Specifically, taking a pure image PDF document as an example, the text definition of the pure image PDF document or each page of characters in the pure image PDF document can be determined based on the confidence average value of the OCR recognition pure image PDF document or each page of characters, and the higher the confidence average value, the better the text definition. The Laplacian variance of a plain image PDF document or text region per page may be calculated, with a smaller value of the variance indicating that the plain image PDF document or text region per page is less sharp, i.e., more blurred.

And when the text definition of the file to be converted is lower than a set threshold value, the file to be converted is considered to be non-typeable. Or when the text definition of any page of the file to be converted is lower than a set threshold value, the file to be converted or the page is considered to be non-typeable.

For the table integrity, detecting the continuity and the cross point density of the table grid lines through the Hough transformation, and determining the table integrity based on the continuity and the cross point density of the table grid lines, wherein the higher the continuity of the table grid lines is, the more the cross point density is consistent with the row number of the table, and the higher the table integrity is. Or a U-Net segmentation model can be used to divide the table into two types of line segments and background, the number of connected domains of the segmented line segments is calculated, and the more the number of the connected domains is, the more serious the fracture of the table is, and the lower the integrity of the table is. When the integrity of the table is lower than the set threshold value, the file to be converted, the table or the page where the table is located can be considered to be non-typeable.

For the image interference degree, the shielding proportion of the watermark, the seal or the non-text area in the file to be converted to character recognition can be recognized, and the higher the shielding proportion is, the higher the image interference degree is. And if the image interference degree is higher than the set threshold value, the file to be converted or the corresponding page is considered to be non-typeable.

Step S504, if the interference attribute indicates that the file to be converted can be typeset, multi-mode identification is performed on the file to be converted, elements in the file to be converted are identified, and the attribute of each identified element is determined.
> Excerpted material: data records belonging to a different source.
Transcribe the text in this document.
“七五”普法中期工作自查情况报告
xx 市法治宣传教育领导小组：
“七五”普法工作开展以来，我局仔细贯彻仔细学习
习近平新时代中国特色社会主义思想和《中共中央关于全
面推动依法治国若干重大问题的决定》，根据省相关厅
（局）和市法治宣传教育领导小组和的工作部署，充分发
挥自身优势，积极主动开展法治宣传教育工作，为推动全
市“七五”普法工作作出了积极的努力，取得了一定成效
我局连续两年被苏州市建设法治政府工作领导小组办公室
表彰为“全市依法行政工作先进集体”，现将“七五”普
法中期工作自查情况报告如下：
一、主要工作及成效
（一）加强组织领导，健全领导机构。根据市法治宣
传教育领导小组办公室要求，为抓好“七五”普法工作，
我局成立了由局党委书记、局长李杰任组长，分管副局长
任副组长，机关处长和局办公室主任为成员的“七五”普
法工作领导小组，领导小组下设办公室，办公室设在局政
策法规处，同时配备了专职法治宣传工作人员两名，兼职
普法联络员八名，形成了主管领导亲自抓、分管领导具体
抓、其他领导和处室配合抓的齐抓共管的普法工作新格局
Specifically, it may be determined whether the file to be converted or the corresponding page is typeset based on the calculated weighted value of each interference attribute. If the partial pages of the file to be converted are not typeable, the partial pages which are not typeable can be skipped, the element identification is only carried out on the typeable pages, and blank pages can be sampled in the generated structural document to represent the partial pages which are not typeable. And if the file to be converted does not have typeset pages, determining that the file to be converted is not typeset.

Optionally, the method further comprises determining that the file to be converted is typeable if the text definition is greater than a first threshold, the table integrity is greater than a second threshold, and the image interference degree is less than a third threshold.
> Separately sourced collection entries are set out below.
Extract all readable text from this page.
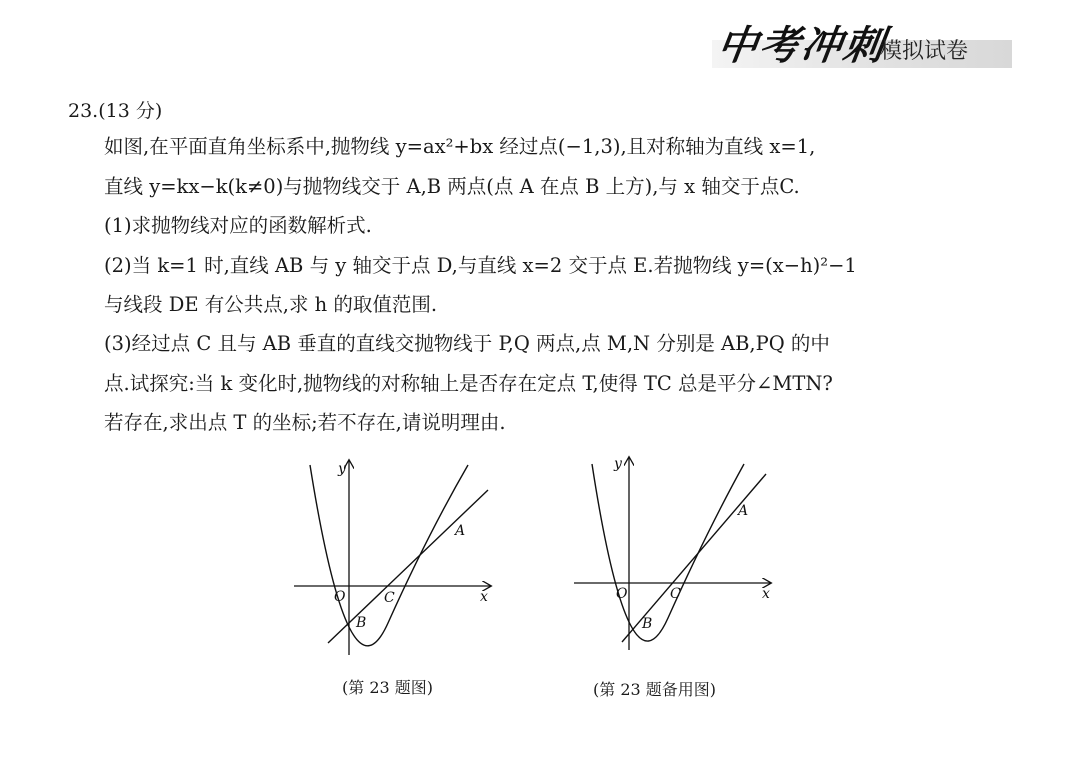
中考冲刺
模拟试卷
23.(13 分)
如图,在平面直角坐标系中,抛物线 y=ax²+bx 经过点(−1,3),且对称轴为直线 x=1,
直线 y=kx−k(k≠0)与抛物线交于 A,B 两点(点 A 在点 B 上方),与 x 轴交于点C.
(1)求抛物线对应的函数解析式.
(2)当 k=1 时,直线 AB 与 y 轴交于点 D,与直线 x=2 交于点 E.若抛物线 y=(x−h)²−1
与线段 DE 有公共点,求 h 的取值范围.
(3)经过点 C 且与 AB 垂直的直线交抛物线于 P,Q 两点,点 M,N 分别是 AB,PQ 的中
点.试探究:当 k 变化时,抛物线的对称轴上是否存在定点 T,使得 TC 总是平分∠MTN?
若存在,求出点 T 的坐标;若不存在,请说明理由.
y
x
O
A
B
C
(第 23 题图)
y
x
O
A
B
C
(第 23 题备用图)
The first threshold, the second threshold, and the third threshold are configurable parameters.

And typesetting judgment can be performed according to the granularity of the page, namely, for each page of the file to be converted, if the text definition of the page is greater than a first threshold, the form integrity is greater than a second threshold and the image interference degree is less than a third threshold, determining that the page file can be typeset.
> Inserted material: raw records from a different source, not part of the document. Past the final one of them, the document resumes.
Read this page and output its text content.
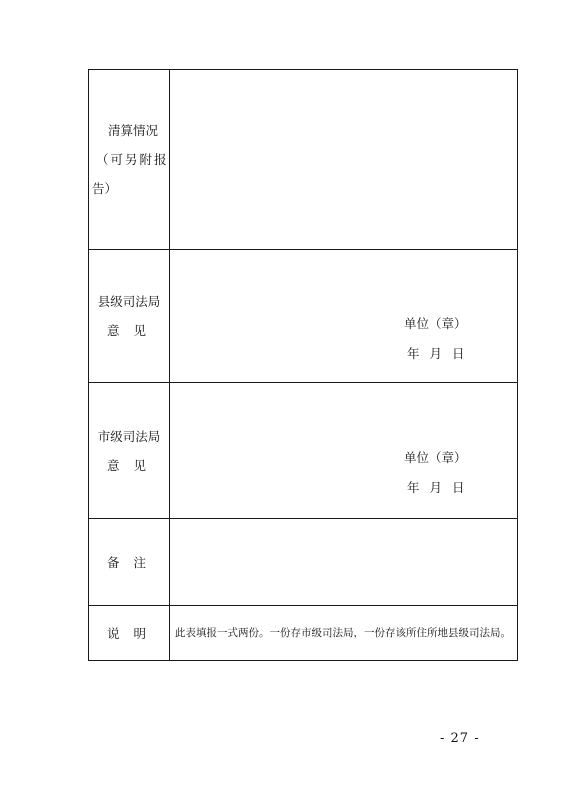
清算情况
（可另附报
告）	

县级司法局
意 见	单位（章）
年 月 日

市级司法局
意 见	单位（章）
年 月 日

备 注	

说 明	此表填报一式两份。一份存市级司法局，一份存该所住所地县级司法局。
- 27 -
The method has the advantages of simple logic and easy implementation, realizes the identification of unsuitable fuzzy file processing, realizes the quality pre-judgment of the file before element identification, avoids the invalid conversion of the file with serious and fuzzy noise, reduces the calculation cost and ensures the quality of editable PDF conversion.

Further, when the file to be converted or part of the file to be converted is page-non-typeable, prompt information can be generated and fed back to the user, and the prompt information can be generated based on the page where the attribute which does not meet the typeable judgment condition is located, the corresponding element and the like, so as to prompt the user to rescan the corresponding page, thereby improving the definition of the corresponding element.

Optionally, the elements in the file to be converted include at least two elements of text, images, tables and graphics.

When the file to be converted can be typeset, in order to be qualified for the multi-mode scene when identifying the elements in the file to be converted, the multi-mode identification algorithm can be specifically used for identification.

The method comprises the steps of locating text blocks by using an OCR engine, extracting text content and boundary frame coordinates, distinguishing texts of different types such as texts, titles, headers and footers in the text blocks through layout analysis, identifying image areas based on color clustering and edge detection, distinguishing elements in the image areas as images or graphics by using a deep learning model, locating the images and the graphics, detecting grid lines based on Hough transformation, analyzing and dividing cells by combining connected domains, determining the table structure and the content in the cells by using a semantic division model, and locating the table.

Fonts, font sizes, bolding, tilting and the like in the attributes of the text can be extracted by a deep learning model, and the color can be obtained by a color extractor.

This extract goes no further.